Risa mulai menjelaskan dari A hingga Z mengapa ia mendaftar ke sekolah itu pada saat pendaftaran sudah hampir ditutup. Ia juga menjelaskan terkait nilainya yang lumayan tinggi dengan harapan bisa menjadi pertimbangan agar pihak sekolah mau membantu. Hingga akhirnya usaha Risa tidak sia-sia. Ia diminta untuk segera mengurus pendaftaran ke bagian operator. Lagi-lagi ia berlari dengan kencang ke ruangan operator, akan tetapi langkahnya kali ini bukan lagi karena takut tapi karena semangat dan bahagia yang ia rasakan.
Kembali ia memperkenalkan dirinya kepada sang operator. Hingga akhirnya segala drama yang terjadi di hari itu mampu memberi ruang bagi Risa untuk bernafas sebentar saja. Sebelum nantinya, Risa akan diminta bolak-balik mengurus berkas yang lumayan merepotkan. Si bungsu ini terlanjur mandiri. Tak seorang pun menemaninya saat itu.Dua minggu kemudian, saatnya hari pertama sekolah dimulai. Seperti biasa, Risa selalu berangkat pukul 6. Padahal waktu tempuk dari rumah ke sekolahnya hanya 5 menit. Kelas X MIPA 4, ia memulai petualangan SMA nya dari sana. Ia menunggu teman-temannya masuk satu persatu ke dalam kelas. Risa dan teman-temannya mulai mengenal satu sama lain. Saling bertukar cerita, pergi ke kantin bersama-sama bahkan Risa juga punya sahabat yang sangat menyenangkan. Andin, Lala, Dika, Salin, Tari, dan Okta. Mereka berlima jadi tempat paling nyaman untuk Risa bercerita saat itu jika dibanding dengan teman-teman lainnya.

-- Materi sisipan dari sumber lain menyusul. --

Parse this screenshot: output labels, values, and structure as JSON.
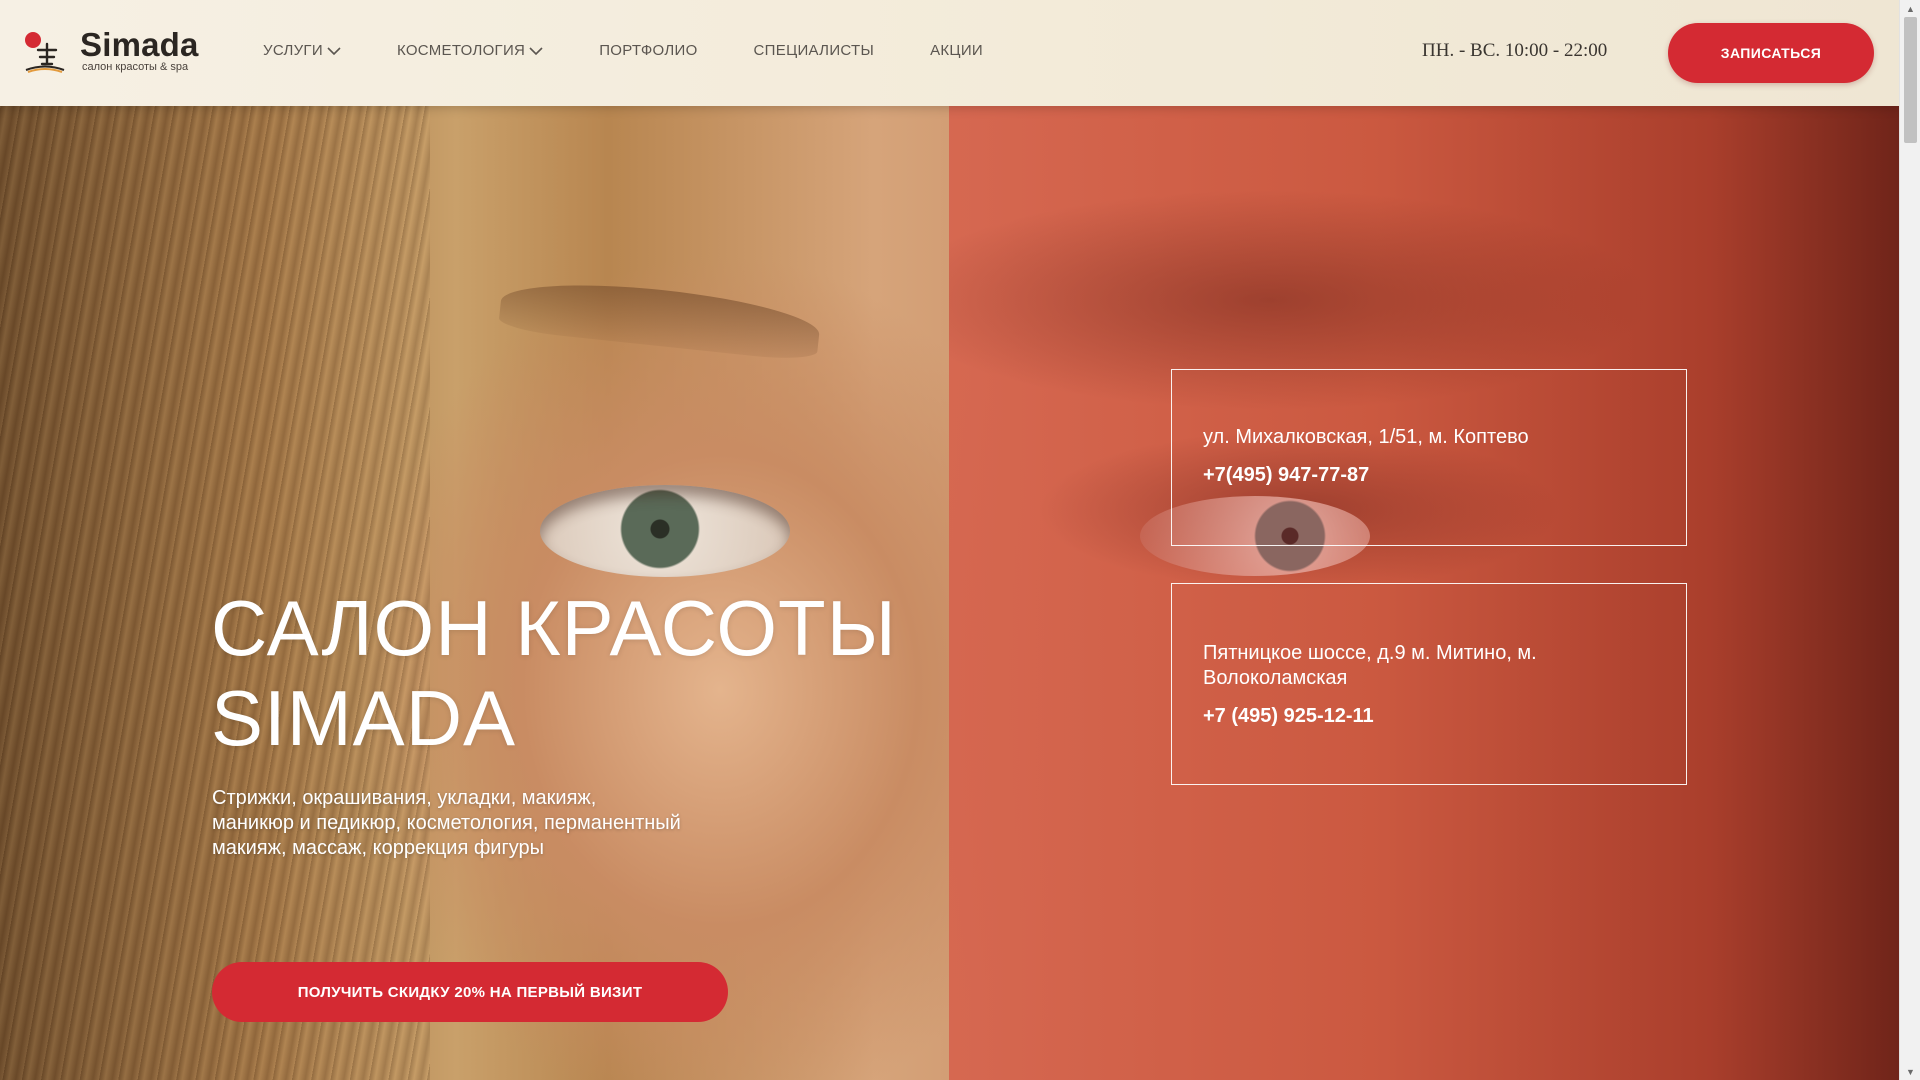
{
  "header": {
    "logo": {
      "name": "Simada",
      "subtitle": "салон красоты & spa",
      "icon": "simada-logo-icon"
    },
    "nav": [
      {
        "label": "УСЛУГИ",
        "has_dropdown": true
      },
      {
        "label": "КОСМЕТОЛОГИЯ",
        "has_dropdown": true
      },
      {
        "label": "ПОРТФОЛИО",
        "has_dropdown": false
      },
      {
        "label": "СПЕЦИАЛИСТЫ",
        "has_dropdown": false
      },
      {
        "label": "АКЦИИ",
        "has_dropdown": false
      }
    ],
    "hours": "ПН. - ВС. 10:00 - 22:00",
    "cta_label": "ЗАПИСАТЬСЯ"
  },
  "hero": {
    "title_line1": "САЛОН КРАСОТЫ",
    "title_line2": "SIMADA",
    "description": "Стрижки, окрашивания, укладки, макияж, маникюр и педикюр, косметология, перманентный макияж, массаж, коррекция фигуры",
    "cta_label": "ПОЛУЧИТЬ СКИДКУ 20% НА ПЕРВЫЙ ВИЗИТ"
  },
  "locations": [
    {
      "address": "ул. Михалковская, 1/51, м. Коптево",
      "phone": "+7(495) 947-77-87"
    },
    {
      "address": "Пятницкое шоссе, д.9 м. Митино, м. Волоколамская",
      "phone": "+7 (495) 925-12-11"
    }
  ],
  "colors": {
    "accent": "#d42a33",
    "header_bg": "#f4eddd",
    "nav_text": "#5b5650",
    "overlay": "#cc563e"
  },
  "scrollbar": {
    "up_icon": "scroll-up-arrow-icon",
    "down_icon": "scroll-down-arrow-icon"
  }
}
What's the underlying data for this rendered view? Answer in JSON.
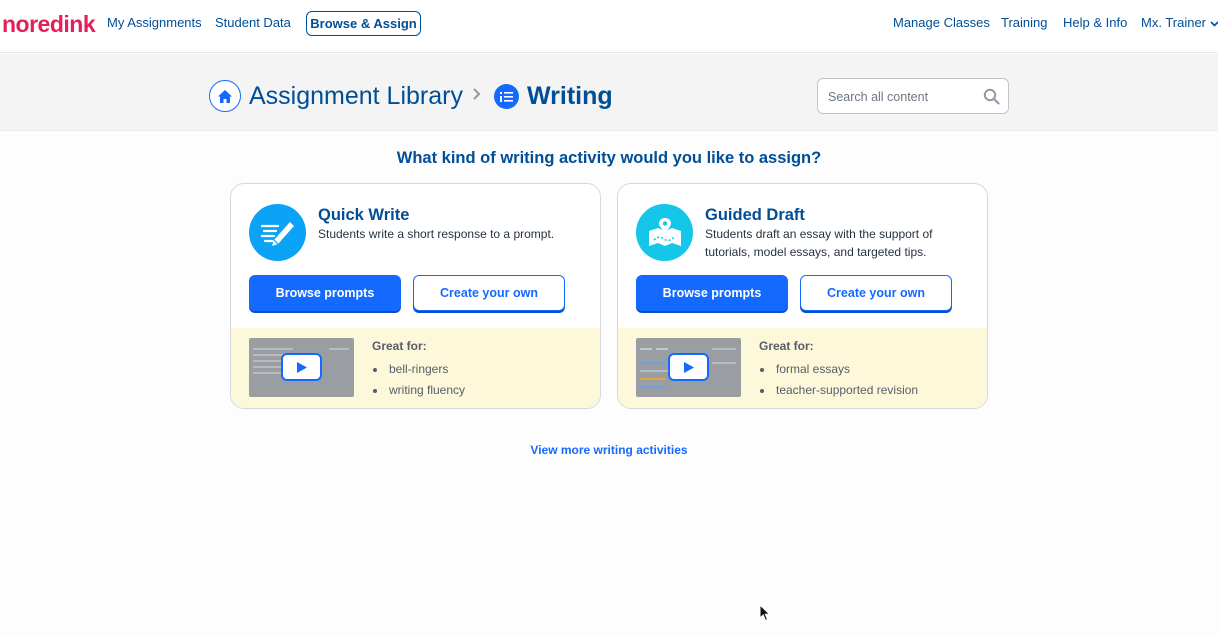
{
  "nav": {
    "logo": {
      "part1": "no",
      "part2": "red",
      "part3": "ink"
    },
    "left_links": [
      "My Assignments",
      "Student Data"
    ],
    "active_link": "Browse & Assign",
    "right_links": [
      "Manage Classes",
      "Training",
      "Help & Info"
    ],
    "user_menu": "Mx. Trainer"
  },
  "header": {
    "breadcrumb_root": "Assignment Library",
    "breadcrumb_separator": "›",
    "breadcrumb_current": "Writing",
    "search_placeholder": "Search all content"
  },
  "main": {
    "question": "What kind of writing activity would you like to assign?",
    "cards": [
      {
        "title": "Quick Write",
        "description": "Students write a short response to a prompt.",
        "icon": "pencil-lines-icon",
        "primary_button": "Browse prompts",
        "secondary_button": "Create your own",
        "great_for_label": "Great for:",
        "great_for": [
          "bell-ringers",
          "writing fluency"
        ]
      },
      {
        "title": "Guided Draft",
        "description": "Students draft an essay with the support of tutorials, model essays, and targeted tips.",
        "icon": "map-route-icon",
        "primary_button": "Browse prompts",
        "secondary_button": "Create your own",
        "great_for_label": "Great for:",
        "great_for": [
          "formal essays",
          "teacher-supported revision"
        ]
      }
    ],
    "more_link": "View more writing activities"
  },
  "colors": {
    "brand_red": "#e3205b",
    "navy": "#004e95",
    "primary_blue": "#146aff",
    "quick_write_icon_bg": "#0aa3f5",
    "guided_draft_icon_bg": "#14c7e9",
    "footer_yellow": "#fdf8d9"
  }
}
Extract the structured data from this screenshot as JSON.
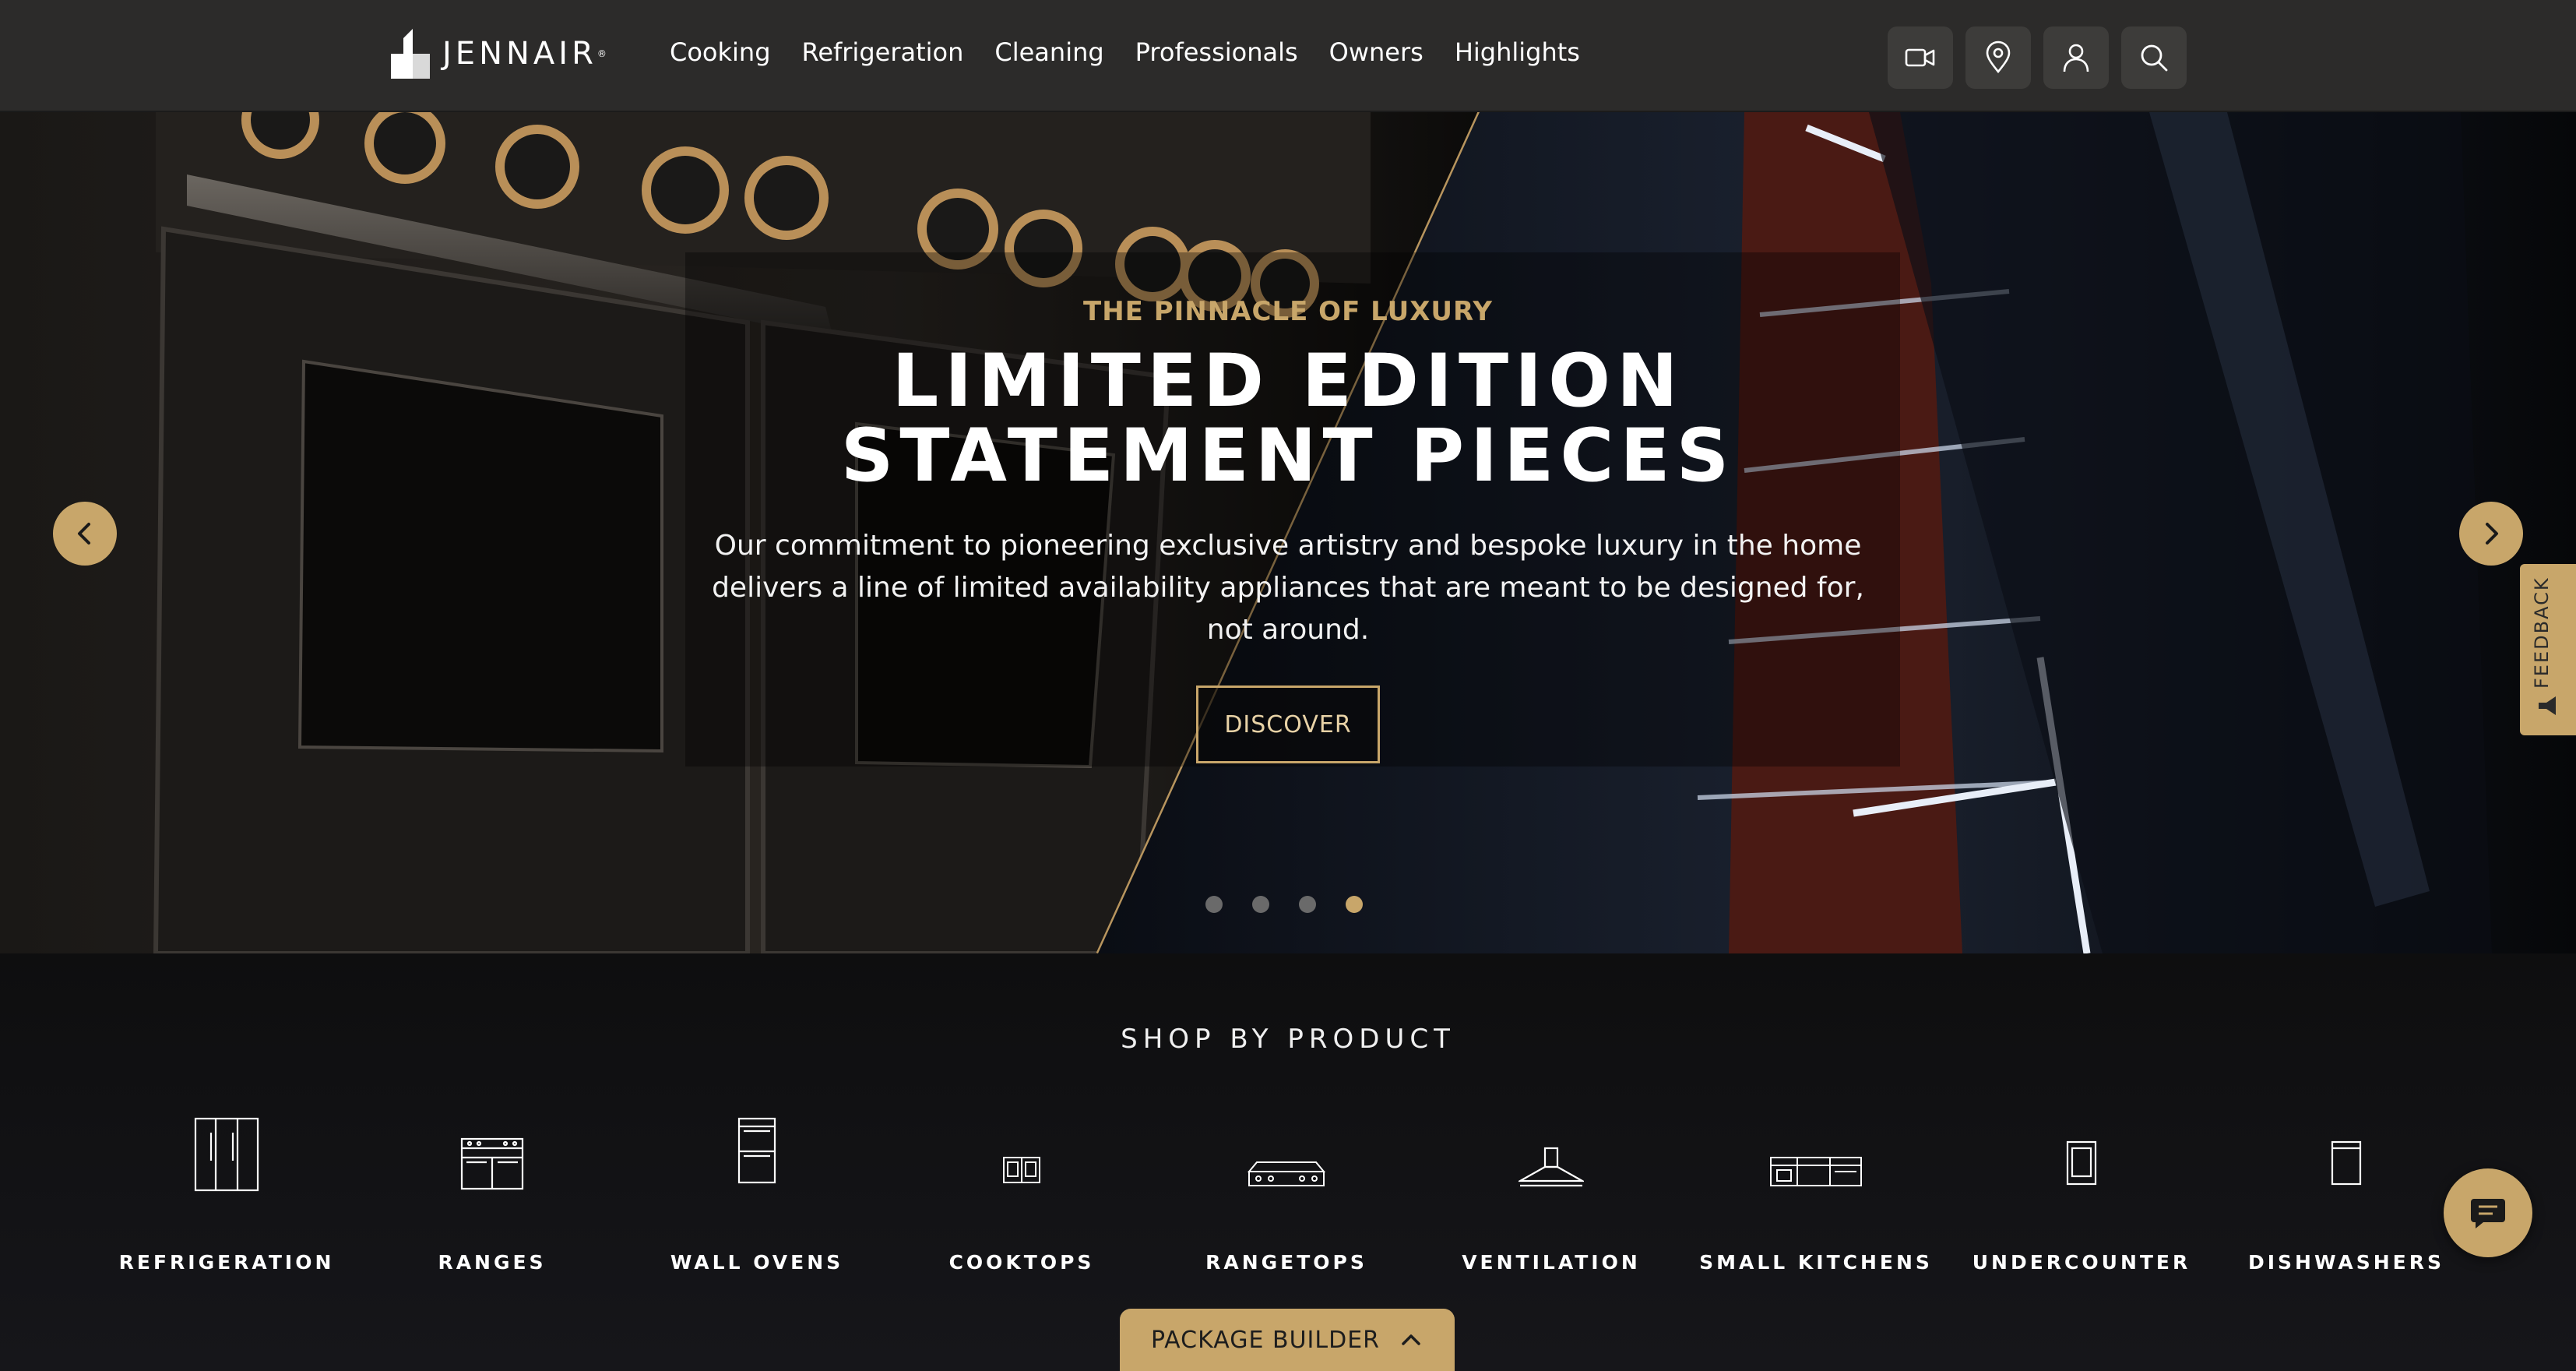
{
  "header": {
    "brand": "JENNAIR",
    "nav": [
      {
        "label": "Cooking"
      },
      {
        "label": "Refrigeration"
      },
      {
        "label": "Cleaning"
      },
      {
        "label": "Professionals"
      },
      {
        "label": "Owners"
      },
      {
        "label": "Highlights"
      }
    ],
    "icons": [
      "video-camera-icon",
      "location-pin-icon",
      "user-icon",
      "search-icon"
    ]
  },
  "hero": {
    "eyebrow": "THE PINNACLE OF LUXURY",
    "headline_line1": "LIMITED EDITION",
    "headline_line2": "STATEMENT PIECES",
    "subcopy": "Our commitment to pioneering exclusive artistry and bespoke luxury in the home delivers a line of limited availability appliances that are meant to be designed for, not around.",
    "cta": "DISCOVER",
    "slide_count": 4,
    "active_slide": 4
  },
  "feedback": {
    "label": "FEEDBACK"
  },
  "shop": {
    "title": "SHOP BY PRODUCT",
    "products": [
      {
        "label": "REFRIGERATION",
        "icon": "refrigerator-icon"
      },
      {
        "label": "RANGES",
        "icon": "range-icon"
      },
      {
        "label": "WALL OVENS",
        "icon": "wall-oven-icon"
      },
      {
        "label": "COOKTOPS",
        "icon": "cooktop-icon"
      },
      {
        "label": "RANGETOPS",
        "icon": "rangetop-icon"
      },
      {
        "label": "VENTILATION",
        "icon": "range-hood-icon"
      },
      {
        "label": "SMALL KITCHENS",
        "icon": "small-kitchen-icon"
      },
      {
        "label": "UNDERCOUNTER",
        "icon": "undercounter-icon"
      },
      {
        "label": "DISHWASHERS",
        "icon": "dishwasher-icon"
      }
    ]
  },
  "package_builder": {
    "label": "PACKAGE BUILDER"
  },
  "colors": {
    "accent": "#c8a66a",
    "header_bg": "#2c2b2a",
    "page_bg": "#0f0f10"
  }
}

Satu minggu MPLS telah usai. Pelajaran pertama dimulai dengan Biologi. Lumayan asik untuk mata pelajaran pembuka. Materi yg diberikan juga belum terlalu berat. Malah cenderung bercanda membicarakan betapa kocaknya negeri ini. Risa yang saat itu sangat mudah tertidur. Merasa ada kesempatan untuk sejenak meletakkan kepalanya di atas meja mumpung belum masuk ke materi utama.
"Risaaaaa!!!!!"
Teriak teman-temannya satu kelas. Sontak membuat Risa kaget dan bingung.
"Dicari Pak Kadir tuh" saut Andin, teman sebangkunya.
Risa masih saja bingung karena dia tidak tahu siapa Pak Kadir. Meskipun begitu, Risa tetap keluar kelas dan menemui Pak Kadir yang sudah menunggu di depan kelas Risa."Risa Qamara?" Tanya Pak Kadir, salah satu guru di SMA Tunas Muda
"Iya, Pak. Ada apa ya, Pak?"
Tanya Risa sedikit penasaranRisa ditawari untuk ikut belajar secara khusus untuk persiapan olimpiade. Tanpa berpikir lama, Risa langsung mengiyakan tawaran dari Pak Kadir. Pak Kadir meminta Risa untuk menemuinya seusai bel pulang sekolah berbunyi.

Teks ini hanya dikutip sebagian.